At all three City firms it’s been fraught. Management teams push for a deal in which they are totally invested, only to be faced with truculence from line partners who suddenly turn counter-suggestive. Denied a habitual say in the running of the firm, they can now exercise their voices. Charlie Geffen’s shock ousting as Ashurst chief falls into this category; to the outside world this can seem like ingratitude, but to an insider this sort of event affords a rare moment of political satisfaction.

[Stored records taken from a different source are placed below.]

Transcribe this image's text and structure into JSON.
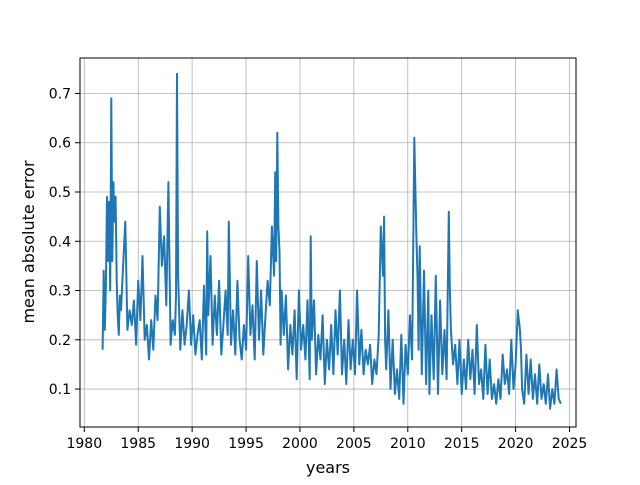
{
  "chart_data": {
    "type": "line",
    "title": "",
    "xlabel": "years",
    "ylabel": "mean absolute error",
    "xlim": [
      1979.6,
      2025.6
    ],
    "ylim": [
      0.023,
      0.772
    ],
    "x_ticks": [
      1980,
      1985,
      1990,
      1995,
      2000,
      2005,
      2010,
      2015,
      2020,
      2025
    ],
    "x_tick_labels": [
      "1980",
      "1985",
      "1990",
      "1995",
      "2000",
      "2005",
      "2010",
      "2015",
      "2020",
      "2025"
    ],
    "y_ticks": [
      0.1,
      0.2,
      0.3,
      0.4,
      0.5,
      0.6,
      0.7
    ],
    "y_tick_labels": [
      "0.1",
      "0.2",
      "0.3",
      "0.4",
      "0.5",
      "0.6",
      "0.7"
    ],
    "grid": true,
    "legend": "none",
    "series": [
      {
        "color": "#1f77b4",
        "x": [
          1981.7,
          1981.8,
          1981.9,
          1982.0,
          1982.1,
          1982.2,
          1982.3,
          1982.4,
          1982.5,
          1982.6,
          1982.7,
          1982.8,
          1982.9,
          1983.0,
          1983.1,
          1983.2,
          1983.3,
          1983.4,
          1983.6,
          1983.8,
          1984.0,
          1984.2,
          1984.4,
          1984.6,
          1984.8,
          1985.0,
          1985.2,
          1985.4,
          1985.6,
          1985.8,
          1986.0,
          1986.2,
          1986.4,
          1986.6,
          1986.8,
          1987.0,
          1987.2,
          1987.4,
          1987.6,
          1987.8,
          1988.0,
          1988.2,
          1988.4,
          1988.5,
          1988.6,
          1988.7,
          1988.9,
          1989.1,
          1989.3,
          1989.5,
          1989.7,
          1989.9,
          1990.1,
          1990.3,
          1990.5,
          1990.7,
          1990.9,
          1991.1,
          1991.3,
          1991.4,
          1991.5,
          1991.7,
          1991.9,
          1992.1,
          1992.3,
          1992.5,
          1992.7,
          1992.9,
          1993.1,
          1993.3,
          1993.4,
          1993.6,
          1993.8,
          1994.0,
          1994.2,
          1994.4,
          1994.6,
          1994.8,
          1995.0,
          1995.2,
          1995.4,
          1995.6,
          1995.8,
          1996.0,
          1996.2,
          1996.4,
          1996.6,
          1996.8,
          1997.0,
          1997.2,
          1997.4,
          1997.6,
          1997.7,
          1997.8,
          1997.9,
          1998.0,
          1998.1,
          1998.2,
          1998.3,
          1998.5,
          1998.7,
          1998.9,
          1999.1,
          1999.3,
          1999.5,
          1999.7,
          1999.9,
          2000.1,
          2000.3,
          2000.5,
          2000.7,
          2000.9,
          2001.0,
          2001.1,
          2001.3,
          2001.5,
          2001.7,
          2001.9,
          2002.1,
          2002.3,
          2002.5,
          2002.7,
          2002.9,
          2003.1,
          2003.3,
          2003.5,
          2003.7,
          2003.9,
          2004.1,
          2004.3,
          2004.5,
          2004.7,
          2004.9,
          2005.1,
          2005.3,
          2005.5,
          2005.7,
          2005.9,
          2006.1,
          2006.3,
          2006.5,
          2006.7,
          2006.9,
          2007.1,
          2007.3,
          2007.5,
          2007.7,
          2007.8,
          2007.9,
          2008.0,
          2008.2,
          2008.4,
          2008.6,
          2008.8,
          2009.0,
          2009.2,
          2009.4,
          2009.6,
          2009.8,
          2010.0,
          2010.2,
          2010.4,
          2010.6,
          2010.8,
          2010.9,
          2011.0,
          2011.1,
          2011.3,
          2011.5,
          2011.7,
          2011.9,
          2012.0,
          2012.2,
          2012.4,
          2012.6,
          2012.8,
          2013.0,
          2013.2,
          2013.4,
          2013.6,
          2013.8,
          2013.9,
          2014.0,
          2014.2,
          2014.4,
          2014.6,
          2014.8,
          2015.0,
          2015.2,
          2015.4,
          2015.6,
          2015.8,
          2016.0,
          2016.2,
          2016.4,
          2016.6,
          2016.8,
          2017.0,
          2017.2,
          2017.4,
          2017.6,
          2017.8,
          2018.0,
          2018.2,
          2018.4,
          2018.6,
          2018.8,
          2019.0,
          2019.2,
          2019.4,
          2019.6,
          2019.8,
          2020.0,
          2020.2,
          2020.4,
          2020.5,
          2020.6,
          2020.8,
          2021.0,
          2021.2,
          2021.4,
          2021.6,
          2021.8,
          2022.0,
          2022.2,
          2022.4,
          2022.6,
          2022.8,
          2023.0,
          2023.2,
          2023.4,
          2023.6,
          2023.8,
          2024.0,
          2024.2
        ],
        "y": [
          0.18,
          0.34,
          0.22,
          0.31,
          0.49,
          0.36,
          0.48,
          0.3,
          0.69,
          0.36,
          0.52,
          0.44,
          0.49,
          0.32,
          0.25,
          0.21,
          0.29,
          0.26,
          0.35,
          0.44,
          0.22,
          0.26,
          0.23,
          0.28,
          0.19,
          0.32,
          0.24,
          0.37,
          0.2,
          0.23,
          0.16,
          0.24,
          0.18,
          0.29,
          0.24,
          0.47,
          0.35,
          0.41,
          0.27,
          0.52,
          0.19,
          0.24,
          0.21,
          0.29,
          0.74,
          0.33,
          0.18,
          0.26,
          0.19,
          0.23,
          0.3,
          0.19,
          0.25,
          0.17,
          0.21,
          0.24,
          0.16,
          0.31,
          0.17,
          0.42,
          0.25,
          0.37,
          0.19,
          0.29,
          0.21,
          0.32,
          0.17,
          0.23,
          0.3,
          0.21,
          0.44,
          0.19,
          0.26,
          0.17,
          0.32,
          0.2,
          0.16,
          0.23,
          0.18,
          0.37,
          0.21,
          0.27,
          0.16,
          0.36,
          0.2,
          0.3,
          0.17,
          0.25,
          0.32,
          0.27,
          0.43,
          0.33,
          0.54,
          0.36,
          0.62,
          0.43,
          0.38,
          0.19,
          0.3,
          0.21,
          0.29,
          0.14,
          0.23,
          0.17,
          0.26,
          0.12,
          0.3,
          0.18,
          0.23,
          0.16,
          0.28,
          0.12,
          0.41,
          0.2,
          0.28,
          0.13,
          0.21,
          0.16,
          0.25,
          0.11,
          0.2,
          0.14,
          0.23,
          0.13,
          0.26,
          0.17,
          0.3,
          0.13,
          0.2,
          0.11,
          0.24,
          0.14,
          0.2,
          0.13,
          0.3,
          0.15,
          0.22,
          0.13,
          0.18,
          0.15,
          0.19,
          0.11,
          0.16,
          0.13,
          0.21,
          0.43,
          0.33,
          0.45,
          0.2,
          0.14,
          0.26,
          0.1,
          0.2,
          0.09,
          0.14,
          0.08,
          0.21,
          0.07,
          0.19,
          0.13,
          0.25,
          0.16,
          0.61,
          0.41,
          0.33,
          0.18,
          0.39,
          0.13,
          0.34,
          0.11,
          0.3,
          0.09,
          0.25,
          0.12,
          0.33,
          0.09,
          0.28,
          0.13,
          0.22,
          0.12,
          0.46,
          0.31,
          0.22,
          0.15,
          0.19,
          0.11,
          0.2,
          0.09,
          0.16,
          0.1,
          0.2,
          0.12,
          0.18,
          0.09,
          0.23,
          0.11,
          0.14,
          0.08,
          0.19,
          0.09,
          0.16,
          0.08,
          0.11,
          0.07,
          0.12,
          0.08,
          0.17,
          0.11,
          0.14,
          0.09,
          0.2,
          0.1,
          0.15,
          0.26,
          0.22,
          0.18,
          0.1,
          0.07,
          0.17,
          0.09,
          0.16,
          0.08,
          0.13,
          0.07,
          0.15,
          0.08,
          0.11,
          0.07,
          0.13,
          0.06,
          0.1,
          0.07,
          0.14,
          0.08,
          0.07
        ]
      }
    ]
  }
}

If Geffen does stay at Ashurst following the vote against him, it would be an extraordinarily selfless act. Put it this way, Ashurst insiders are not predicting he’ll stick around long. In the meantime, the firm is having to deal with the unwanted resignation of corporate head Stephen Lloyd, as reported on TheLawyer.com last week. An undoubted star, Lloyd’s departure wasn’t entirely unexpected, given the uncertain political sands at the firm right now. It’s an open secret that he had a generous offer on the table from Simpson Thacher three years ago but he changed his mind when Ashurst – or rather, Geffen – appealed to his loyalty. In some cases, partners can be reinvigorated into being cheerleaders for their firm but that’s rare. Pretty much the only relevant example is Clifford Chance private equity partner Matthew Layton, who tried to resign for Weil Gotshal a decade ago. Clifford Chance tenderly applied the usual emotional blackmail and Layton stayed. He’s now one of the favourites in the race to become the firm’s global managing partner.
But loyalty to a firm that is broadly the one you joined and became a partner in is not the same as loyalty to a firm that is undergoing the uncertainties of transformation.
Ashurst is now an entirely different beast from what it was three years ago. Like SJ Berwin and Herbert Smith, Ashurst partners have found that that go-getting Asia strategy hasn’t come easy.